Generate a file with SNPs given a WGS dataset
1
0
Entering edit mode
29 days ago
iibrams07 • 0

Given whole genome sequencing or whole-exome sequencing datasets of the human genome, I need to generate a list of all the SNPs present in each of the datasets separately. In the best scenario the SNPs should be well annotated, as for their genes they belong to, their coordinates, and eventually additional attributes. The file should have a .csv format or some other similar format, since I need to upload it and manipulate some data from it.

How should I proceed?

Many thanks.

annotation snp ngs • 538 views
1
Entering edit mode
29 days ago
Dave Carlson ▴ 620

There are a lot of ways to accomplish this general workflow, but my suggestion would be something along the following lines:

1. Map reads to the human reference genome with BWA MEM
2. Produce a bam file for each sample after sorting by position with samtools
3. Mark duplicates with Picard
4. Jointly call variants for all samples with GATK, following their best practices pipeline.
5. Annotate the variants using GATK's Funcotator, SnpEff, or Annovar
6. Depending on what specifically you want to do next, process the annotated VCF using vcftools, bcftools, or maybe PLINK to get additional information
0
Entering edit mode

@Dave Carlson. Many thanks. Once at step 6., what should I do to collect only the SNPs and discard other variants? I need to pipe this collection to maybe a text file. In the best practice pipeline, you are referring to, there is no SNP-based pipeline regarding the somatic case, it rather refers to germline SNPs. Do you know of a resource that provides the command line code to proceed step by step in achieving this goal?

1
Entering edit mode

To exclude all but SNPs from your VCF file you can use GATK's SelecVariants tool with --select-type-to-include SNP or bcftools with --skip-variants indels.

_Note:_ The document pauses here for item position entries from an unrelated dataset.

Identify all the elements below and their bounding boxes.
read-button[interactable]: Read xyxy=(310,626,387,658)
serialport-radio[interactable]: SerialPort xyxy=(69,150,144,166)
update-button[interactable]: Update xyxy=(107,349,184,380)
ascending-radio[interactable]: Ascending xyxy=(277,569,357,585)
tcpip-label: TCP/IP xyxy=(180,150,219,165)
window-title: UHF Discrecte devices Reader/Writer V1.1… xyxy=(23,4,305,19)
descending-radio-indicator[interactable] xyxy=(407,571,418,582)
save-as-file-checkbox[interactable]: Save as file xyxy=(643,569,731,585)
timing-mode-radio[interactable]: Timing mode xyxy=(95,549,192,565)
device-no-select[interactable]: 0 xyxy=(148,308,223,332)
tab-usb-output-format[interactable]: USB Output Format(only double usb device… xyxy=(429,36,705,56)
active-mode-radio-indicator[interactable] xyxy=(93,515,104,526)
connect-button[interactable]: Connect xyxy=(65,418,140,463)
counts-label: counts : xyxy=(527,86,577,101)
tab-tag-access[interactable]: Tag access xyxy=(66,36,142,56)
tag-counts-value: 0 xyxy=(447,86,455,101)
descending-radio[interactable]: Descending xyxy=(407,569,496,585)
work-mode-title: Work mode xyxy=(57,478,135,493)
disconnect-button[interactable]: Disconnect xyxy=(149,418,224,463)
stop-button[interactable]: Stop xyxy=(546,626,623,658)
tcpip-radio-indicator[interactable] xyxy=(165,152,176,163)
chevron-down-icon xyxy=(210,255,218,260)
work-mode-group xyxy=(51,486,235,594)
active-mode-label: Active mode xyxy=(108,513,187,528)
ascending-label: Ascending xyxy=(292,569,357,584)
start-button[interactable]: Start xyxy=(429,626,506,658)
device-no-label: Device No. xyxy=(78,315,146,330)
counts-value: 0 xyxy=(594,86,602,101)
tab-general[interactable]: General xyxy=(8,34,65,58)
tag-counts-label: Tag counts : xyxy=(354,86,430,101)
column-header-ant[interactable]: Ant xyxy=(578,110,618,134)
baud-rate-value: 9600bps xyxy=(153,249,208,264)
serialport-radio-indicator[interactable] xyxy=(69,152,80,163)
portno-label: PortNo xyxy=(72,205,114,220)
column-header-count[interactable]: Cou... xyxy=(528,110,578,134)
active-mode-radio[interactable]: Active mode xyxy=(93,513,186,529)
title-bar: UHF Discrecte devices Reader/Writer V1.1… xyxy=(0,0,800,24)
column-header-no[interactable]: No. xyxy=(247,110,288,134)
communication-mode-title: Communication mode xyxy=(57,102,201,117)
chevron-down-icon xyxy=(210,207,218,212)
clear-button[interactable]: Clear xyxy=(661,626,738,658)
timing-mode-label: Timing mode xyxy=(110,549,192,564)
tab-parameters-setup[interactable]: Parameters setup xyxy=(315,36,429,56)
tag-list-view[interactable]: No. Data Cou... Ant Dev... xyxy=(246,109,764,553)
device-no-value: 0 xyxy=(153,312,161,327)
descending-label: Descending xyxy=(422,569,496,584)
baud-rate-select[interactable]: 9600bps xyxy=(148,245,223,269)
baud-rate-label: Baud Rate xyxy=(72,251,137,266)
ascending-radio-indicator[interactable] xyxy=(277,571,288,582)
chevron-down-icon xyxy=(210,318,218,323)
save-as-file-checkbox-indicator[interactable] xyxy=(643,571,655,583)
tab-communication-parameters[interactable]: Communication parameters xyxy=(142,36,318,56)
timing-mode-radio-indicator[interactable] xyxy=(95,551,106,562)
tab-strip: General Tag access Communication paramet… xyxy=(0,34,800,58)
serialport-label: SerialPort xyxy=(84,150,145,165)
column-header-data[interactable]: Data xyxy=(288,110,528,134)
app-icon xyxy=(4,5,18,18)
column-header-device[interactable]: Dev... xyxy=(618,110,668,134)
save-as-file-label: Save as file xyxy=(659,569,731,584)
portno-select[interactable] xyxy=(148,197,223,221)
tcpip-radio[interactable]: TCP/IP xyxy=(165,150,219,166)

From the rest of your comment, it sounds like you're doing somatic variant calling. Is that right? If so, GATK has a separate best practices workflow for this, though I don't have any personal experience with it.

0
Entering edit mode

The samples the DNA was extracted from were somatic cells. It is surprising that GATK provides more pipelines for germ cells than somatic ones. The last best practice workflow you are referring to is not clearly telling if it is about SNPs. SNV is not the same as SNPs. It is totally different. Thus I am confused. Can you comment on this? I got another question. When I open the Github extracted code file, I find a .jason and .wdl file. What should I do with these files? What I need is the code. Is the code inside one of these files? How can I read them? Thanks.

0
Entering edit mode

SNP = single nucleotide polymorphism

SNV = single nucleotide variant

These two things are subtlety different, but they are not totally different.

I'm not sure which precise github page you're looking at, but if you're referring to the code for GATK, it's written in JAVA, and the easiest way to run it would be to download the latest release and call the wrapper script gatk.

0
Entering edit mode

By code I mean the command line code needed to run the pipeline and not to download GATK. Clicking at best practices workflow, one is led to a page of pipelines which are themselves linked to github pages where a code file is situated.